PITTSBURGH, Pa. (PRWEB) January 11, 2023
Roxanne Elizabeth Epperson, founder of Women Against Abusive Relationships (WAAR), knows the patterns of abuse which started when she was a child.
At age 7, a babysitter forced Roxanne to suckle her breast.
At age 13, she was raped three times by her 19-year-old boyfriend, a heroin user.
At age 16, an older family friend raped her.
At age 18, a jitney driver drove her to the dark woods, parked, and forced her to fondle him.
It's not surprising that Roxanne, like many other victims of abuse, didn't feel good about herself. "I hated my body and nose for various reasons stemming from negative external messengers. My mother told me my nose was too broad. An ex-boyfriend told me I shouldn't wear my hair short because my nose was too big. I felt he confirmed what my mother had said." Roxanne continues: "I thought I was in love, yet it was not love because he hurt me, and love should not hurt. One night he spat in my face, dragged me down the hallway, punched, and strangled me. I began a new life by almost losing my life," Roxanne concludes.
Roxanne's new life began by saying no more to abuse and changing the lives of victims with similar stories when she launched WAAR in 1999. The organization helps women and girls to heal from abuse by taking a journey inward, discovering their authentic selves, and loving themselves. "We create products and services that encourage self-love and have support groups, a podcast, and a guide that help our clients to know how to leave unhealthy relationships. We are in schools, churches, community centers, and other safe locations. In 2001 we started offering workshops and conferences for women, teens, and service providers throughout Allegheny County. In 2004, we launched a partnership with UPMC Magee-Women's Hospital where our Healing Space initiative was born," Roxanne says. "This year we are expanding our services to men and the transgender community through the ASK Project ((After Shelter Kare)." This latest initiative is Roxanne's response to learning more about others affected by domestic violence. ASK will provide services and resources that will hopefully prevent victims from returning to an abusive situation once they leave the shelter.

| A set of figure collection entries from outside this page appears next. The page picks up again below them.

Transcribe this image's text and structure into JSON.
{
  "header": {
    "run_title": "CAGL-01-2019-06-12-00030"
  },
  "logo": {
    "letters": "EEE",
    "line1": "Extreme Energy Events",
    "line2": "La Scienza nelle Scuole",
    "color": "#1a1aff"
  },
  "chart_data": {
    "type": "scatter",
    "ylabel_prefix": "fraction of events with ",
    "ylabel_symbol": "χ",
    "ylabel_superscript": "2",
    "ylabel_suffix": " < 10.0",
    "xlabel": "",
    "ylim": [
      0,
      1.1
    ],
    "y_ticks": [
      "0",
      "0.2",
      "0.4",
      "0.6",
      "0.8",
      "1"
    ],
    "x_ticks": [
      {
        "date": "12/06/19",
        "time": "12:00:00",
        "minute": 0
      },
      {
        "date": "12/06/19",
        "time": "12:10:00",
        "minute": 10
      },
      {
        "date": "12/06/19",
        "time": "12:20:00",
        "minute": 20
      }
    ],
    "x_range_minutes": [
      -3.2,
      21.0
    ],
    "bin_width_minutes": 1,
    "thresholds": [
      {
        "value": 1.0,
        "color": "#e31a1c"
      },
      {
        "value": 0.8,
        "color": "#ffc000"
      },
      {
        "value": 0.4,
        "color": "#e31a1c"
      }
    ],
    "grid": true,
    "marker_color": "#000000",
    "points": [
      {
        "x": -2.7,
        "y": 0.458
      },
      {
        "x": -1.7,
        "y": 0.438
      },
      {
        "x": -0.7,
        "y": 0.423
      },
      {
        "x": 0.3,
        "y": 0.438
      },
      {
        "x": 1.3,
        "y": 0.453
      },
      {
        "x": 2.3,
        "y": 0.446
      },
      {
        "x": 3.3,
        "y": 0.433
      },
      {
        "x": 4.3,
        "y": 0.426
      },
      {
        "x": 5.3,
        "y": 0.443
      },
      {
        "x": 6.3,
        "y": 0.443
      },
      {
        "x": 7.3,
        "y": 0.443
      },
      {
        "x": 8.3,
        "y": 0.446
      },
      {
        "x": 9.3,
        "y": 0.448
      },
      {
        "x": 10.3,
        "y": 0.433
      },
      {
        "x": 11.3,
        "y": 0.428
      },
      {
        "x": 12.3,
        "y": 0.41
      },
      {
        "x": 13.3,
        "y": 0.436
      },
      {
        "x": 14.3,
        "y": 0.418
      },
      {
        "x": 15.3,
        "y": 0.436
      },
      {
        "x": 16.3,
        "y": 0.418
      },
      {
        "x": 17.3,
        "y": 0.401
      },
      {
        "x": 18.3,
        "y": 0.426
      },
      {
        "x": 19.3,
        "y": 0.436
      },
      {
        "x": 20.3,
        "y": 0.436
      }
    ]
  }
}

"If you love yourself, you minimize your chances of being in an unhealthy relationship," Roxanne offers. She also reflects on domestic violence and how it, as a public health crisis, leads women to depression and suicidal thoughts. In addition, only 34% of people injured by partners receive medical care. In recognition of her work, last year Roxanne received a Survivor of the Year Award presented by Theresa's Fund. The fund is an Arizona-based 501(c)(3) nonprofit charity that focuses on changing the landscape of domestic violence services. Though grateful for the recognition, Roxanne feels everyone in the domestic violence movement is a hero. "I am thankful for the honor, yet much work remains. I am on a personal and professional mission to help one million women and girls to heal after experiencing domestic or sexual violence trauma. I pray for the day that women and girls are no longer beaten, raped, and disrespected. As we begin serving men and transgender populations through ASK, we will advocate as strongly for them as well," Roxanne concludes.